Jika saudara Ni orang Manggarai dan tahu adat Manggarai, pernyataan saudara Parera ini "Purak Mukang, Wajo Kampung" artinya orang luar yang masuk kampung orang lain dan mengacaukan warga kampung. Semestinya saudara Ni, mengingatkan kliennya yang bukan warga adat setempat bahwa bagi orang Manggarai apa yang dilakukan Parera itu berbahaya. Mestinya menyampaikan kepada kliennya bahwa jika bukan warga adat dan tidak tahu adat, haruslah bersikap hati-hati. "Wada" (ucapan sakral) di depan compang, meski compang itu hanya akal-akalan, itu Pemali. Itu merusak nilai sakral adat, tambah Agus.
Persoalan lain yang mengundang keresehan adalah pernyataan
saudara Parera yang mengatakan bahwa pelabuhan multipurpuse Wae Kelambu, yang menjadi kebanggaan masyarakat Mabar itu, bermasalah. Masalahnya apa? Lagi-lagi orang ini diduga beraksi untuk merejokin pembangunan Mabar, jelas Agus.
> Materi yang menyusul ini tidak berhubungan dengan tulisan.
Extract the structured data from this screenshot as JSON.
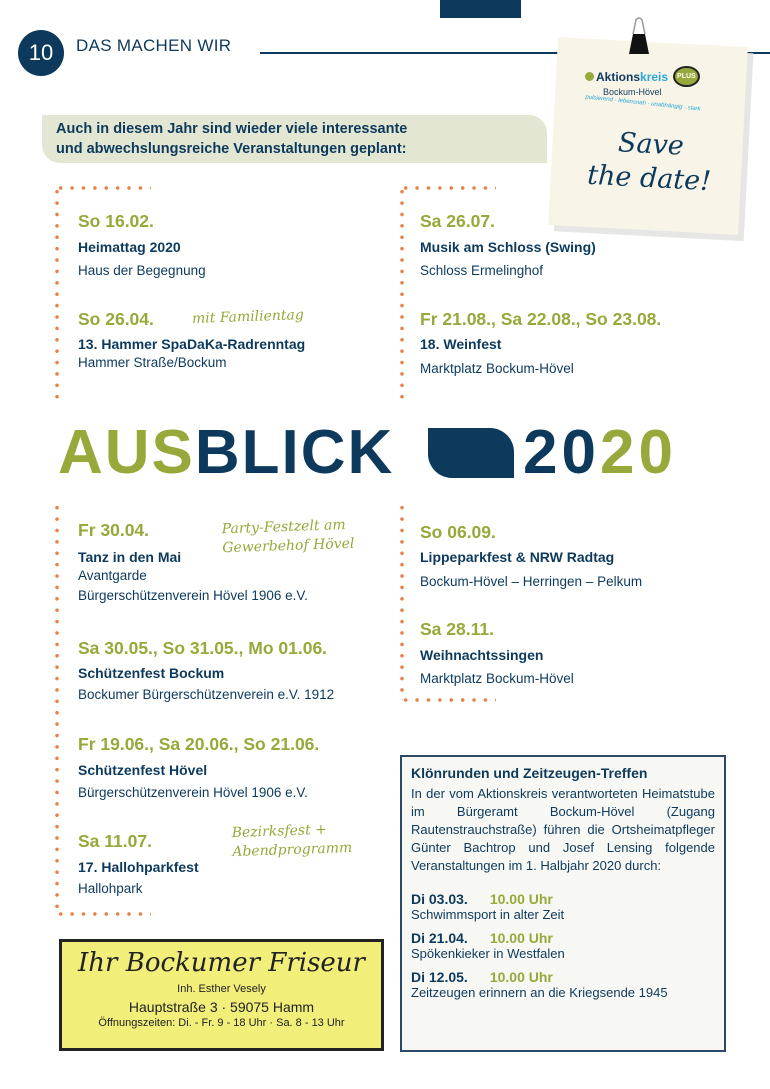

Dalam peresmian beberapa waktu oleh Presiden Jokowi, tampak hadir tua golo Lancang Theodurus Urus, pemilik Ulayat Menjerite dan Bone Bola, pemilik Ulayat Nerot. Ini simbol dan pratanda kehadiran dua tokoh ini di atas tanah Ulayat mereka. Pelabuhan Wae Kelambu berada di dua wilayah ini, jelas Agus.
Parera ini, orang dari luar dan benar-benar jadi penghambat pembangunan Mabar, tambah Agus.
Tampaknya orang ini terkena ilusi peta palsu Bonafantura Abunawan yang memasukan Lingko Nerot dan Menjerite, tempat pelabuhan multipurpuse masuk Ulayat Mbehal. Lantaran kasus ini ia dipenjarakan dan sekarang masih menyandang kasus tersangka, jelas Agus.
Klaim pelabuhan Wae Kelambu milik masyarakat adat Mbehal tidak masuk akal. Peta rekayasa " Wau Pitu Gendang Pitu" dengan memasukan tanah adat masyarakat Lancang Menjerite milik Ulayat Mbehal tidak masuk akal. Masyarakat adat Mbehal itu berada jauh dibalik gunung dan antara Mbehal dengan Menjerite dan Nerot dilewati masyarakat adat Wangkung, Rareng, Rai, Terlaing, Tebedo. Setiap kampung adat ini ada gendang dan lingkonya. Jadi tidak mungkin Mbehal yang dibalik gunung klaim lingko Menjerite dan Nerot milik Mbehal, ujar Hendrik Jempo, tua gendang Terlaing
Kami minta pihak Polres Mabar Usut Parera ini karena ia bukan warga adat. Jika tidak diredam, ia dikhawatirkan akan bergerak liar dan tak terkendali, tambah Hendrik.